Berger war an zahlreichen Initiativen beteiligt, darunter der erste Jugendlandtag im Jahr 2002 sowie vielen Projekten zur Demokratiebildung. „Das ist keine leichte Aufgabe, wenn man bedenkt, dass die Jugendbeteiligung oft nur sehr begrenzt unterstützt wird“, skizzierte er die Herausforderungen, mit denen er konfrontiert war.

Studie zur Jugendbeteiligung in Baden-Württemberg

Eine aktuelle Studie zur kommunalen Kinder- und Jugendbeteiligung in Baden-Württemberg zeigt, dass es seit 2018 einen Anstieg der Kommunen mit entsprechenden Angeboten gegeben hat. So ist die Zahl der Gemeinden, die im Jugendbereich aktiv sind, von 566 auf 668 gestiegen. Aufgrund der COVID-19-Pandemie sind jedoch einige Herausforderungen aufgetreten. Ein Mangel an Fachkräften und personellen Ressourcen bremst oft die Fortschritte in der Jugendbeteiligung. So gaben 113 Kommunen an, nicht teilnehmen zu wollen.

Doch die Ansätze scheinen vielversprechend: Neue digitale Methoden zur Einbindung von Jugendlichen haben Fuß gefasst.

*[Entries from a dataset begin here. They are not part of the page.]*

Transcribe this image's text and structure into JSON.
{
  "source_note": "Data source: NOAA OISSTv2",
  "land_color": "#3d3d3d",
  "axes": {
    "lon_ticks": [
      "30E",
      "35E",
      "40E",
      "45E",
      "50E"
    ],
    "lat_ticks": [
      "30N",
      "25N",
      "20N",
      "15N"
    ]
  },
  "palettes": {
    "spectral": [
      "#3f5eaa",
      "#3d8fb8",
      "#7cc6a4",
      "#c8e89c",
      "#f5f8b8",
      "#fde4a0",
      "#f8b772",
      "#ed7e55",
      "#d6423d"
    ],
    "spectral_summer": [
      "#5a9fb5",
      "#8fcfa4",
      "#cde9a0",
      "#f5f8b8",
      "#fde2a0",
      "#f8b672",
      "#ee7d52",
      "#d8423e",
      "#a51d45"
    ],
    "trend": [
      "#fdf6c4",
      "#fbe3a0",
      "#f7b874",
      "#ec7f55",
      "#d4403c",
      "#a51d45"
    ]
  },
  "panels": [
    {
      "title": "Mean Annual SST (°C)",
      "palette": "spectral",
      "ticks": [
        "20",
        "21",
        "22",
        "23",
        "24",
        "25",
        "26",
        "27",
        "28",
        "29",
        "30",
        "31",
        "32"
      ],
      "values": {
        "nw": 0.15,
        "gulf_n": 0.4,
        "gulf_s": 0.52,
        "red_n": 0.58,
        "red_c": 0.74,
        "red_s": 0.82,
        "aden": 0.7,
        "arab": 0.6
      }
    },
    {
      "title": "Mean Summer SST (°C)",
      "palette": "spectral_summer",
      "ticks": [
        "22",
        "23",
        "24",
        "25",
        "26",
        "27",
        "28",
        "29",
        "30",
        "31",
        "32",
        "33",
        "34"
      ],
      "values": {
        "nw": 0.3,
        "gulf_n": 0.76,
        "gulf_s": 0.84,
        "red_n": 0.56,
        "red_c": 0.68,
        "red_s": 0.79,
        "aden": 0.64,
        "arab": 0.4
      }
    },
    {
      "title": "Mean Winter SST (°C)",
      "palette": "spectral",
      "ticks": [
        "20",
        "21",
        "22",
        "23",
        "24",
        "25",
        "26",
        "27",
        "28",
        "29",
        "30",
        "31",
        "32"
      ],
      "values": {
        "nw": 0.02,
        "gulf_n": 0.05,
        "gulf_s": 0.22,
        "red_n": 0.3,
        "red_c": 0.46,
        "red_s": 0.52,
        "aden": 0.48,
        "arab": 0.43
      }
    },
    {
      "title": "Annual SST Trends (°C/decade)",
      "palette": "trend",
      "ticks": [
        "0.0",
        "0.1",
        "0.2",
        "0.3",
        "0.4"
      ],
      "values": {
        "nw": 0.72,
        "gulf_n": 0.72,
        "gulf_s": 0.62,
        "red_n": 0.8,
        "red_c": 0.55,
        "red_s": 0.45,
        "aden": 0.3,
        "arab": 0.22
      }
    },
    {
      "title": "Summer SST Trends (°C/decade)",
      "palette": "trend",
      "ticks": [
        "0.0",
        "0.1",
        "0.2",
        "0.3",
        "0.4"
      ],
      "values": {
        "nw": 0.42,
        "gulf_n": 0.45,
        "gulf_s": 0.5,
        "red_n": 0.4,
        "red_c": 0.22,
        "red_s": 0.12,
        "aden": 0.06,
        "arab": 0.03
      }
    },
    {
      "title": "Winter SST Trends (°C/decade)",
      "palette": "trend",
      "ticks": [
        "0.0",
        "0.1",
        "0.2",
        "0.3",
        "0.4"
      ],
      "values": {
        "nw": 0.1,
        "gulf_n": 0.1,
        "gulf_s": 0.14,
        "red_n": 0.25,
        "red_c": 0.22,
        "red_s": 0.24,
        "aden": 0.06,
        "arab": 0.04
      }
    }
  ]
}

Doch wie die Studie zeigt, könnte das fehlende Wissen über Beteiligungsmöglichkeiten und die oft geringe Motivation der Jugendlichen eine Hürde darstellen. Hier ist ein Umdenken notwendig, um die politischen und verwaltungstechnischen Bedingungen zu verbessern. Öffentlichkeitsarbeit spielt eine zentrale Rolle, damit jungen Menschen ihre Möglichkeiten klar werden.

Die Staufermedaille, die Wolfgang Berger erhielt, ist eine Auszeichnung des Ministerpräsidenten für Verdienste um Baden-Württemberg. Sie wurde 1977 erstmals geprägt und zeigt auf der Vorderseite Friedrich Barbarossa sowie das Wappen mit den drei Löwen auf der Rückseite. Diese Auszeichnung ist eine Anerkennung für all die Mühen und den Einsatz, den Berger für die Jugend und Demokratie in seinem Bundesland geleistet hat.